The diagnostic URGE criteria — all four required:
(U) Urge to move legs, usually accompanied by uncomfortable sensations (described variously as creepy-crawly, electric, aching, restless, throbbing). The sensations are typically in the legs but can occur in arms or trunk in severe cases.
(R) Rest worsens the symptoms. The patient experiences symptoms when lying down or sitting.
(G) Gets better with movement — walking, stretching, moving the legs temporarily relieves symptoms.
(E) Evening or night onset/worsening. Symptoms peak at night, especially at sleep onset.
The neurobiology: dopaminergic and iron-related mechanisms. Iron is a cofactor for tyrosine hydroxylase (rate-limiting enzyme in dopamine synthesis); CNS iron deficiency can impair dopamine signaling in striatal circuits implicated in RLS. The diurnal pattern (worse at night) suggests circadian dopaminergic regulation.
Iron evaluation is essential. Check ferritin — the threshold for repletion in RLS is ferritin <75 mcg/L, substantially higher than the threshold for treating iron-deficiency anemia. CNS iron stores can be inadequate even when serum iron is normal. Oral iron repletion (ferrous sulfate 325 mg with vitamin C for absorption); IV iron (ferric carboxymaltose) for severe symptoms or oral intolerance.

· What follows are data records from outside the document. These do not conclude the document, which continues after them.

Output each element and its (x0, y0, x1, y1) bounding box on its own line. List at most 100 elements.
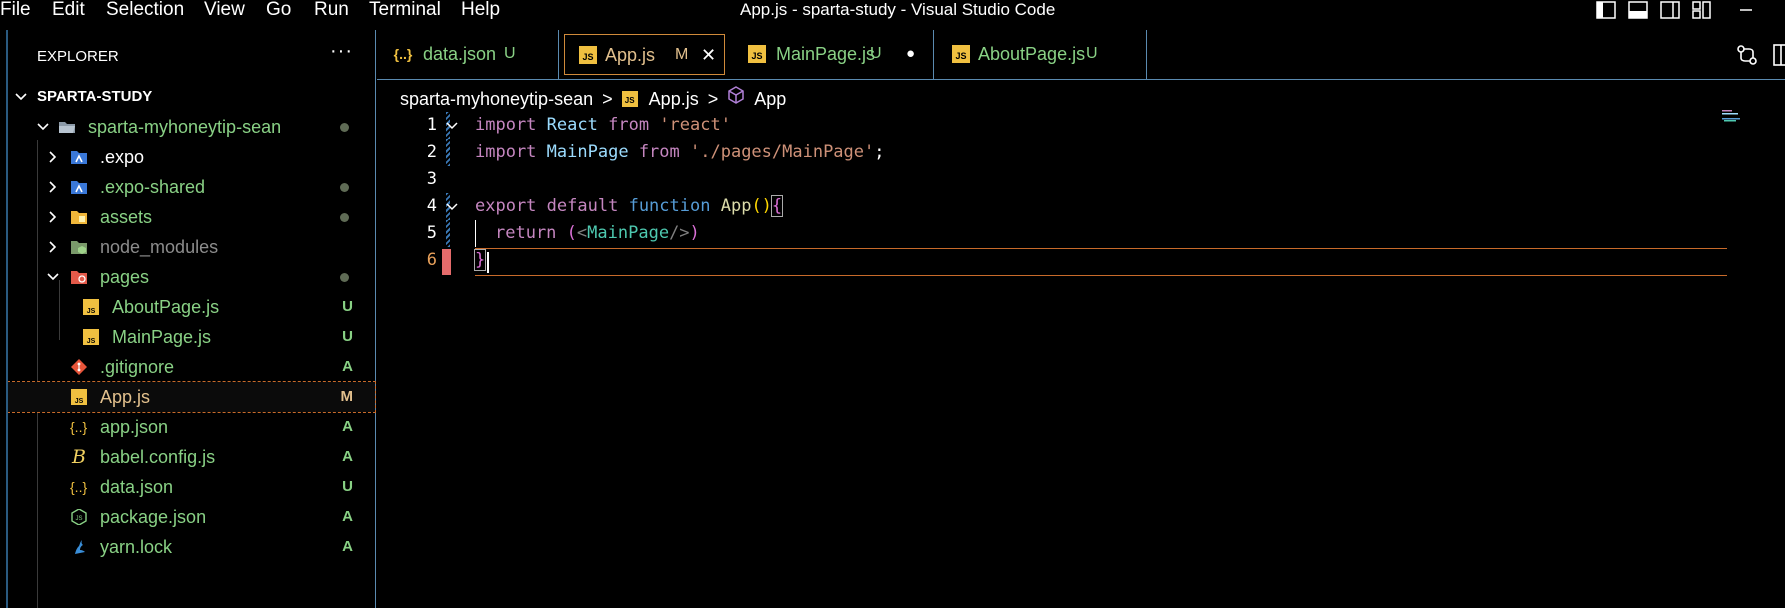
tree-item-label: assets (100, 207, 153, 227)
file-aboutpage-js[interactable]: JS AboutPage.js U (8, 292, 375, 322)
activity-bar-edge (6, 30, 8, 608)
editor-tab-bar: {..} data.json U JS App.js M ✕ JS MainPa… (377, 30, 1785, 80)
customize-layout-icon[interactable] (1692, 1, 1712, 19)
modified-dot (340, 213, 349, 222)
split-editor-icon[interactable] (1773, 44, 1785, 66)
breadcrumb-separator: > (707, 89, 719, 110)
line-number: 6 (426, 250, 437, 270)
folder-pages[interactable]: pages (8, 262, 375, 292)
toggle-secondary-sidebar-icon[interactable] (1660, 1, 1680, 19)
menu-selection[interactable]: Selection (106, 0, 184, 20)
breadcrumb-symbol[interactable]: App (754, 87, 786, 111)
tab-app-js[interactable]: JS App.js M ✕ (564, 34, 725, 75)
jsx-tag: MainPage (587, 223, 670, 243)
string-literal: './pages/MainPage' (690, 142, 875, 162)
file-gitignore[interactable]: .gitignore A (8, 352, 375, 382)
identifier: MainPage (546, 142, 629, 162)
keyword: from (608, 115, 650, 135)
keyword: export (475, 196, 537, 216)
expo-folder-icon (71, 151, 87, 164)
punctuation: < (576, 223, 588, 243)
git-status-badge: A (342, 448, 353, 465)
chevron-down-icon (36, 112, 50, 142)
git-status-badge: U (870, 45, 882, 62)
folder-expo[interactable]: .expo (8, 142, 375, 172)
compare-changes-icon[interactable] (1736, 44, 1758, 66)
file-babel-config-js[interactable]: B babel.config.js A (8, 442, 375, 472)
tree-item-label: yarn.lock (100, 537, 173, 557)
tab-data-json[interactable]: {..} data.json U (377, 30, 559, 79)
code-editor[interactable]: 1 2 3 4 5 6 import React from 'react' im… (377, 110, 1785, 608)
file-app-json[interactable]: {..} app.json A (8, 412, 375, 442)
git-change-marker[interactable] (446, 220, 450, 247)
chevron-right-icon (46, 202, 60, 232)
punctuation: () (751, 196, 772, 216)
javascript-file-icon: JS (71, 389, 87, 405)
toggle-primary-sidebar-icon[interactable] (1596, 1, 1616, 19)
breadcrumb-folder[interactable]: sparta-myhoneytip-sean (400, 87, 593, 111)
breadcrumb-file[interactable]: App.js (649, 87, 699, 111)
file-data-json[interactable]: {..} data.json U (8, 472, 375, 502)
close-tab-icon[interactable]: ✕ (701, 35, 716, 75)
git-change-marker[interactable] (442, 249, 451, 275)
svg-text:JS: JS (75, 398, 84, 405)
text-cursor (487, 252, 489, 273)
minimize-icon[interactable] (1736, 1, 1756, 19)
tab-aboutpage-js[interactable]: JS AboutPage.js U (934, 30, 1147, 79)
breadcrumb-separator: > (602, 89, 613, 110)
file-package-json[interactable]: JS package.json A (8, 502, 375, 532)
javascript-file-icon: JS (621, 91, 638, 108)
code-line: import MainPage from './pages/MainPage'; (475, 139, 885, 166)
git-status-badge: U (342, 478, 353, 495)
folder-sparta-myhoneytip-sean[interactable]: sparta-myhoneytip-sean (8, 112, 375, 142)
minimap[interactable] (1722, 110, 1767, 124)
keyword: function (628, 196, 711, 216)
tree-item-label: babel.config.js (100, 447, 216, 467)
tree-item-label: data.json (100, 477, 174, 497)
javascript-file-icon: JS (748, 45, 766, 63)
menu-file[interactable]: File (0, 0, 31, 20)
menu-run[interactable]: Run (314, 0, 349, 20)
git-icon (71, 359, 87, 375)
fold-chevron-icon[interactable] (445, 200, 459, 214)
fold-chevron-icon[interactable] (445, 119, 459, 133)
json-file-icon: {..} (70, 419, 88, 435)
more-actions-icon[interactable]: ··· (330, 40, 353, 63)
toggle-panel-icon[interactable] (1628, 1, 1648, 19)
tree-item-label: .expo-shared (100, 177, 206, 197)
git-status-badge: M (340, 388, 354, 405)
unsaved-dot-icon[interactable]: ● (906, 30, 915, 78)
line-number: 2 (426, 142, 437, 162)
menu-go[interactable]: Go (266, 0, 291, 20)
matched-brace: } (473, 249, 487, 271)
menu-terminal[interactable]: Terminal (369, 0, 441, 20)
folder-node-modules[interactable]: node_modules (8, 232, 375, 262)
tab-label: AboutPage.js (978, 44, 1086, 64)
file-yarn-lock[interactable]: yarn.lock A (8, 532, 375, 562)
chevron-right-icon (46, 232, 60, 262)
menu-view[interactable]: View (204, 0, 245, 20)
git-status-badge: A (342, 418, 353, 435)
line-number: 4 (426, 196, 437, 216)
file-mainpage-js[interactable]: JS MainPage.js U (8, 322, 375, 352)
title-bar: File Edit Selection View Go Run Terminal… (0, 0, 1785, 22)
folder-expo-shared[interactable]: .expo-shared (8, 172, 375, 202)
git-status-badge: U (342, 298, 353, 315)
nodejs-icon: JS (71, 509, 87, 525)
punctuation: ( (566, 223, 577, 243)
git-status-badge: U (1086, 45, 1098, 62)
string-literal: 'react' (659, 115, 731, 135)
menu-edit[interactable]: Edit (52, 0, 85, 20)
tab-mainpage-js[interactable]: JS MainPage.js U ● (730, 30, 934, 79)
svg-text:JS: JS (75, 516, 82, 522)
code-line: import React from 'react' (475, 112, 731, 139)
javascript-file-icon: JS (83, 329, 99, 345)
tab-label: data.json (423, 44, 497, 64)
file-app-js[interactable]: JS App.js M (7, 381, 376, 413)
menu-help[interactable]: Help (461, 0, 500, 20)
git-change-marker[interactable] (446, 139, 450, 166)
folder-assets[interactable]: assets (8, 202, 375, 232)
line-number: 1 (426, 115, 437, 135)
workspace-root[interactable]: SPARTA-STUDY (8, 82, 375, 112)
punctuation: ; (874, 142, 885, 162)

Pharmacotherapy hierarchy (modern approach):
First-line: gabapentinoids — gabapentin enacarbil (FDA-approved for RLS), gabapentin, pregabalin. Have largely replaced dopamine agonists as first-line due to augmentation risk. Generally well-tolerated.
Second-line: dopamine agonists — pramipexole, ropinirole, rotigotine patch. Highly effective short-term, but augmentation develops in 8-10% per year of long-term use — symptoms become more severe, occur earlier in the day, spread to other body parts. Iatrogenic worsening of the disorder. Use cautiously, monitor for augmentation, switch to gabapentinoid if augmentation emerges.

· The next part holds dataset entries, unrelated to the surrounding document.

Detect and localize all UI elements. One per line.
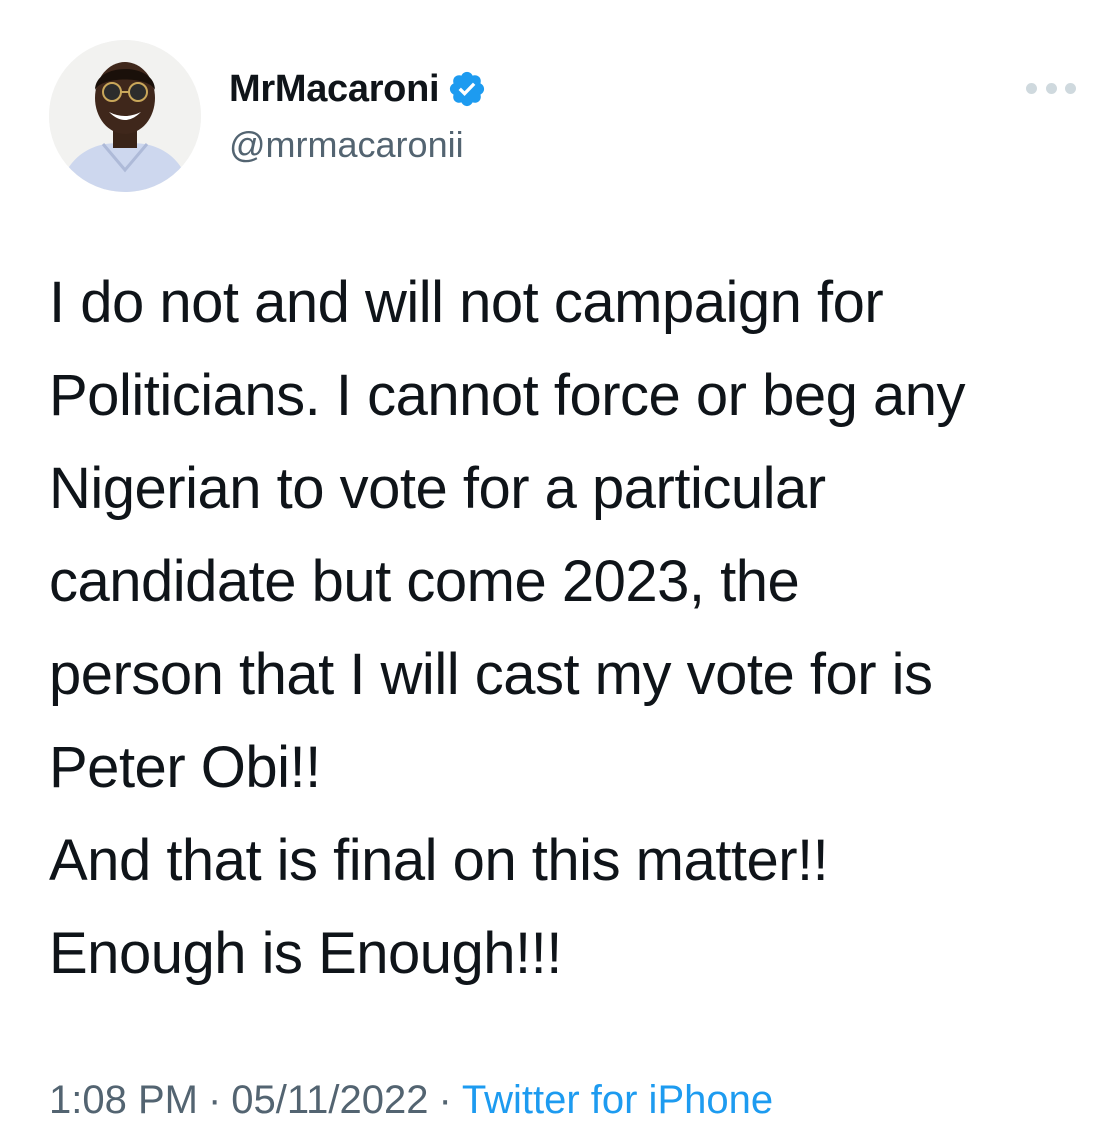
tweet-text: I do not and will not campaign for Polit… bbox=[49, 256, 1079, 1000]
author-handle[interactable]: @mrmacaronii bbox=[229, 124, 464, 166]
tweet-line: Enough is Enough!!! bbox=[49, 921, 562, 986]
tweet-card: MrMacaroni @mrmacaronii I do not and wil… bbox=[0, 0, 1103, 1136]
meta-separator: · bbox=[207, 1078, 222, 1122]
author-name-row: MrMacaroni bbox=[229, 66, 487, 112]
more-dot bbox=[1026, 82, 1037, 94]
meta-separator: · bbox=[438, 1078, 452, 1122]
tweet-line: Politicians. I cannot force or beg any bbox=[49, 363, 965, 428]
avatar-photo bbox=[49, 40, 201, 192]
tweet-line: I do not and will not campaign for bbox=[49, 270, 884, 335]
more-options-icon[interactable] bbox=[1026, 76, 1076, 100]
tweet-line: Nigerian to vote for a particular bbox=[49, 456, 826, 521]
tweet-date[interactable]: 05/11/2022 bbox=[231, 1078, 428, 1122]
tweet-line: Peter Obi!! bbox=[49, 735, 321, 800]
tweet-line: candidate but come 2023, the bbox=[49, 549, 800, 614]
more-dot bbox=[1065, 82, 1076, 94]
author-display-name[interactable]: MrMacaroni bbox=[229, 68, 440, 111]
tweet-line: And that is final on this matter!! bbox=[49, 828, 829, 893]
tweet-meta: 1:08 PM · 05/11/2022 · Twitter for iPhone bbox=[49, 1072, 773, 1128]
more-dot bbox=[1045, 82, 1057, 94]
avatar[interactable] bbox=[49, 40, 201, 192]
tweet-time[interactable]: 1:08 PM bbox=[49, 1078, 198, 1122]
tweet-source-link[interactable]: Twitter for iPhone bbox=[462, 1078, 773, 1122]
verified-badge-icon bbox=[447, 69, 487, 109]
tweet-line: person that I will cast my vote for is bbox=[49, 642, 933, 707]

Third-line: low-dose opioids (methadone, low-dose buprenorphine, oxycodone) for refractory severe RLS. Effective but require careful patient selection given long-term opioid concerns.
Worsening factors to address: medications that worsen RLS — most antidepressants (mirtazapine particularly), antihistamines (diphenhydramine), antipsychotics, anti-nausea agents (metoclopramide, prochlorperazine). Caffeine, alcohol, nicotine. Sleep deprivation. Pregnancy (often substantially worsens). Iron deficiency. Treat comorbidities (sleep apnea, peripheral neuropathy).
When you encounter a patient with the URGE pattern, RLS is the diagnosis. Check ferritin first. Modern first-line is gabapentinoid, not dopamine agonist — the augmentation risk has shifted standard of care. Effective treatment substantially improves sleep and quality of life.